Dolan di Sekitaran Alun-Alun Blora - Nasirullah Sitam

Dolan di Sekitaran Alun-Alun Blora

Share This
Tengaran Alun-Alun Blora
Tengaran Alun-Alun Blora
Cuaca siang cukup menyengat. Aku melepas lelah di salah satu tempat duduk permanen sembari mengipaskan kaus. Keringat mulai mengalir. Alun-alun Blora cukup sepi di waktu tengah hari ini. Untuk kali pertamanya aku mengunjungi Blora, dan tidak ada agenda sampai sore.

Sedari awal memang tidak ada destinasi yang hendak aku sambangi. Intinya, acara keluarga selesai, aku tinggal menunggu jemputan travel Blora – Jogja. Sebelumnya, aku sudah memesan transportasi Bus My Shuttle, rute yang melayani Blora – Solo – Jogja melewati jalan tol.

Sayangnya, satu hari sebelum keberangkatan, pihak My Shuttle mengabarkan jika mereka hanya berangkat pagi, itupun menggunakan armada mobil kecil. Sementara jadwal dari awal ada keberangkatan pukul 15.00 WIB. Sontak, aku langsung mencari travel pengganti dadakan. Akhirnya ketemu Maranatha Travel dengan keberangkatan pukul 16.00 WIB.

Biasanya, aku hanya bersantai sembari melihat lalu-lalang orang yang di alun-alun. Kali ini aku sengaja mencari spot-spot foto. Tengaran alun-alun menjadi objek foto pertama. Di belakang tengaran sudah ada ucapan selamat penghargaan adipura tahun 2022 kategori kota kecil terbersih.
Tugu Elang diapit dua Singa di alun-alun Blora
Tugu Elang diapit dua Singa di alun-alun Blora
Suasana di alun-alun Blora cukup sepi. Pinggirannya banyak semacam stan kios yang mulai buka menjelang sore hingga malam. Pohon beringin di tengah menjadi tempat peneduh. Sementara di setiap sudut banyak tempat duduk permanen.

Kulihat, alun-alun Blora lebih rindang pepohonan. Penataan kota ini pun menurutku rapi. Masjid Agung Blora lumayan ramai orang yang menunggu waktu duhur. Kulangkahkan kaki menuju area lapang. Melihat laun-alun dari sudut yang lainnya.
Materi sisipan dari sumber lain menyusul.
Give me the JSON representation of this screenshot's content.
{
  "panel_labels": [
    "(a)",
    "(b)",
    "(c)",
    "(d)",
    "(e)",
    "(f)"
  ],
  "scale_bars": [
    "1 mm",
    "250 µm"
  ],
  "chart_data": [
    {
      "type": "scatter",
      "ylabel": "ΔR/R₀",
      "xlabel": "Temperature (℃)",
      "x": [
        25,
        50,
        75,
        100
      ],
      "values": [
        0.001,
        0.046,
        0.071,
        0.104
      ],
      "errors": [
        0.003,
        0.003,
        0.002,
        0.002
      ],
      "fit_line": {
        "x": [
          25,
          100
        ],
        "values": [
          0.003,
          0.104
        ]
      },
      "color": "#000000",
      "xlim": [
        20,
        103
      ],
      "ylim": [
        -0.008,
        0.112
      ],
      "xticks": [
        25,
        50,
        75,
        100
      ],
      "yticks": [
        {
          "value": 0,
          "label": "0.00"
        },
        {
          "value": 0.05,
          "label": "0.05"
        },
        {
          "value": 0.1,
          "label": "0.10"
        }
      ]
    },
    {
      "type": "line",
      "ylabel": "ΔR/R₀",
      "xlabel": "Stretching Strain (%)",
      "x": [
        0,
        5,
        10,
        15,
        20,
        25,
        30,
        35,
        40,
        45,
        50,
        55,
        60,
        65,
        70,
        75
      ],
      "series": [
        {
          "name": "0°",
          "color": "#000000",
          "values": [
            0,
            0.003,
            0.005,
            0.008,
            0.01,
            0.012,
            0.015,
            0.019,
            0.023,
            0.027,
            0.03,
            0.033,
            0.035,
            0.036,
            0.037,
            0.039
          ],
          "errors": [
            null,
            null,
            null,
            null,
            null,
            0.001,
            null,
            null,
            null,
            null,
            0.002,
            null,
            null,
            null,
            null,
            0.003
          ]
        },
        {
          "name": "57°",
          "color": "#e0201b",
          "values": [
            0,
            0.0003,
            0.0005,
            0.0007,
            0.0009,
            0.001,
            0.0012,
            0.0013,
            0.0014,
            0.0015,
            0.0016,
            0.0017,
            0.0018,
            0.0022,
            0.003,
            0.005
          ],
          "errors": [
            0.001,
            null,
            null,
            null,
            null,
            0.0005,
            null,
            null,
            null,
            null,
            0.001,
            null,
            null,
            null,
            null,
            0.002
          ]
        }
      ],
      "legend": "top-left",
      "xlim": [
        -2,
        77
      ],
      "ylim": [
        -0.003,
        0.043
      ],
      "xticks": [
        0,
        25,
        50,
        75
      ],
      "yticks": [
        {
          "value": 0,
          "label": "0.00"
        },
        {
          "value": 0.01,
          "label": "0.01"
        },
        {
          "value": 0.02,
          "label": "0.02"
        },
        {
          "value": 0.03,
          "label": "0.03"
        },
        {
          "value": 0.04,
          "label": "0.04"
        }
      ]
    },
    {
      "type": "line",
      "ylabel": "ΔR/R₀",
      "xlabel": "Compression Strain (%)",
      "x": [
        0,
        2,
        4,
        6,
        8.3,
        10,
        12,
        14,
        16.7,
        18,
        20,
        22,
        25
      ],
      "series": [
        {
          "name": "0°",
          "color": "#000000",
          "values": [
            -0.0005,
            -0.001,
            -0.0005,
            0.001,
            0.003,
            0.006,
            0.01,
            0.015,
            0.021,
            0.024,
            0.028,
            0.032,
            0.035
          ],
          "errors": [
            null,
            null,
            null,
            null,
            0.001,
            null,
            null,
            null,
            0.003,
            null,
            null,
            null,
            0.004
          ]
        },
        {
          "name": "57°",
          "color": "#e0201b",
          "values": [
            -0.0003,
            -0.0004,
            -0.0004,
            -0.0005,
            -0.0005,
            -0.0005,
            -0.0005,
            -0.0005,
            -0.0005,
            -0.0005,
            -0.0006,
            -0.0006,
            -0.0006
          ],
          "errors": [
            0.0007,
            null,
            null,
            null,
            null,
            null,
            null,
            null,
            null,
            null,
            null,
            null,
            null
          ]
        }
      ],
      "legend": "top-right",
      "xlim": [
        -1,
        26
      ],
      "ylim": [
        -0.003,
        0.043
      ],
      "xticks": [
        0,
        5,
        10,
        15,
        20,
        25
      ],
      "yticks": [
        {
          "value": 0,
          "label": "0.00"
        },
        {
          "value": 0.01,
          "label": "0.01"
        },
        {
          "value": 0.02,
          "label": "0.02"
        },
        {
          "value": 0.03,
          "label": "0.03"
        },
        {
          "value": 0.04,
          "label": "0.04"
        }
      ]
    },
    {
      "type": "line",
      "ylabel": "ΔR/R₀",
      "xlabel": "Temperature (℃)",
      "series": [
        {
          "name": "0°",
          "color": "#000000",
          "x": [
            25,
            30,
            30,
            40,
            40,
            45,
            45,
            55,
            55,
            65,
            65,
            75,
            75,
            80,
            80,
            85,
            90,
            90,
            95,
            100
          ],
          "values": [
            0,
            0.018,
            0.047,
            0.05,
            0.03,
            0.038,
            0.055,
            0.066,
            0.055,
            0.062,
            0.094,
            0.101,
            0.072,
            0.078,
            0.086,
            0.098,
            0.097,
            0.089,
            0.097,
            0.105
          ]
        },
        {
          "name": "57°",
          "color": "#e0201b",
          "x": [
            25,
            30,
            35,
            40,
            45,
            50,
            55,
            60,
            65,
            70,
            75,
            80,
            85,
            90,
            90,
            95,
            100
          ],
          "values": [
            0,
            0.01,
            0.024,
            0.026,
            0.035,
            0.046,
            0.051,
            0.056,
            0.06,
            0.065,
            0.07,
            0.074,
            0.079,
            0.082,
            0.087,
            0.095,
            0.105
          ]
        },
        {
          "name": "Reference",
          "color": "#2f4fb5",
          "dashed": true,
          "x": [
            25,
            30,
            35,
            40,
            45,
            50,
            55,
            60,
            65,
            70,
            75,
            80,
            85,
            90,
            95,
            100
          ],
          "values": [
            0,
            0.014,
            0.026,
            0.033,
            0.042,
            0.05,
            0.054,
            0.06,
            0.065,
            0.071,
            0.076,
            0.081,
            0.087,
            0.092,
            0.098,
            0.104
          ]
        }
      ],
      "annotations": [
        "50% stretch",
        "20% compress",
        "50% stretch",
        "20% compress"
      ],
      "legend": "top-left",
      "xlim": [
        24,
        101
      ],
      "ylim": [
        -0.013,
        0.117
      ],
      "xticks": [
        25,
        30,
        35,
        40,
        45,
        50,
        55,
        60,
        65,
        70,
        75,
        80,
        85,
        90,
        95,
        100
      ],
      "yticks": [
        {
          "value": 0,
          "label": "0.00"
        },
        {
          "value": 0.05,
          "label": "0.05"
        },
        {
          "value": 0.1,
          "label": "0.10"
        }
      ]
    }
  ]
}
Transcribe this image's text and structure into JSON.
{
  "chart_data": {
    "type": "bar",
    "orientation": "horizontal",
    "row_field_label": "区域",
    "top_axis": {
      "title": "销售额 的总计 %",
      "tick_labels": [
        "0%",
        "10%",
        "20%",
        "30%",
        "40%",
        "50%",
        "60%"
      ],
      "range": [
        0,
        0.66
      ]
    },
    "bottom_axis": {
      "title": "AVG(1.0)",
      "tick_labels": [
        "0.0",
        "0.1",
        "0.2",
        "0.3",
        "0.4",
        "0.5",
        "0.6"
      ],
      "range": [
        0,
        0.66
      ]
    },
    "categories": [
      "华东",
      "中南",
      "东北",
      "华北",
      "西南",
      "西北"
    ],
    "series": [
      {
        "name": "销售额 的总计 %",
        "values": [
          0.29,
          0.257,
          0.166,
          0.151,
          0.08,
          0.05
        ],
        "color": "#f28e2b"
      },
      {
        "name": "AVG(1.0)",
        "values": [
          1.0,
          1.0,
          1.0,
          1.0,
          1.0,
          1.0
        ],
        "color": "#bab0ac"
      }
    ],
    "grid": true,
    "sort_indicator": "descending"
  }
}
Tugu elang lumayan tinggi diapit dengan dua patung singa menjadi spot yang menarik kuabadikan. Tempat ini lebih luas. Mungkin jika malam hari, area ini dimanfaatkan untuk bermain ataupun sekadar duduk santai sembari melihat orang berlalu-lalang.

Matahari benar-benar terik, selepas memotret, aku melepas lelah di bawah pohon beringin. Terdapat gerobak penjual yang tertata di sepanjang area terbuka. Sebagian buka, setengahnya masih tertutup terpal berwarna biru.
Penjual angkringan di alun-alun Blora
Penjual angkringan di alun-alun Blora
Di alun-alun ini cukup banyak pedagang kaki lima. Ada juga pedagang yang membuka lapak angkringan. Tepat di bawah pohon beringin malah ada yang menjual bingkai kartun untuk diwarnai. Tentu saja yang seperti ini menarik perhatian anak-anak.

Aku bisa membayangkan bagaimana ramainya ketika malam hari di alun-alun. Siang saja cukup banyak gerobak yang buka, terlebih malam hari. Tentu di sepanjang tepian alun-alun berbagai penjual berkumpul menjadi satu.

Menariknya, salah satu spot yang sedari tadi sering dijadikan latar belakang berfoto para mengunjung adalah gapura rumah dinas bupati Blora. Gerbang berbalur cat kuning keemasan ini memang cukup mencolok di area alun-alun.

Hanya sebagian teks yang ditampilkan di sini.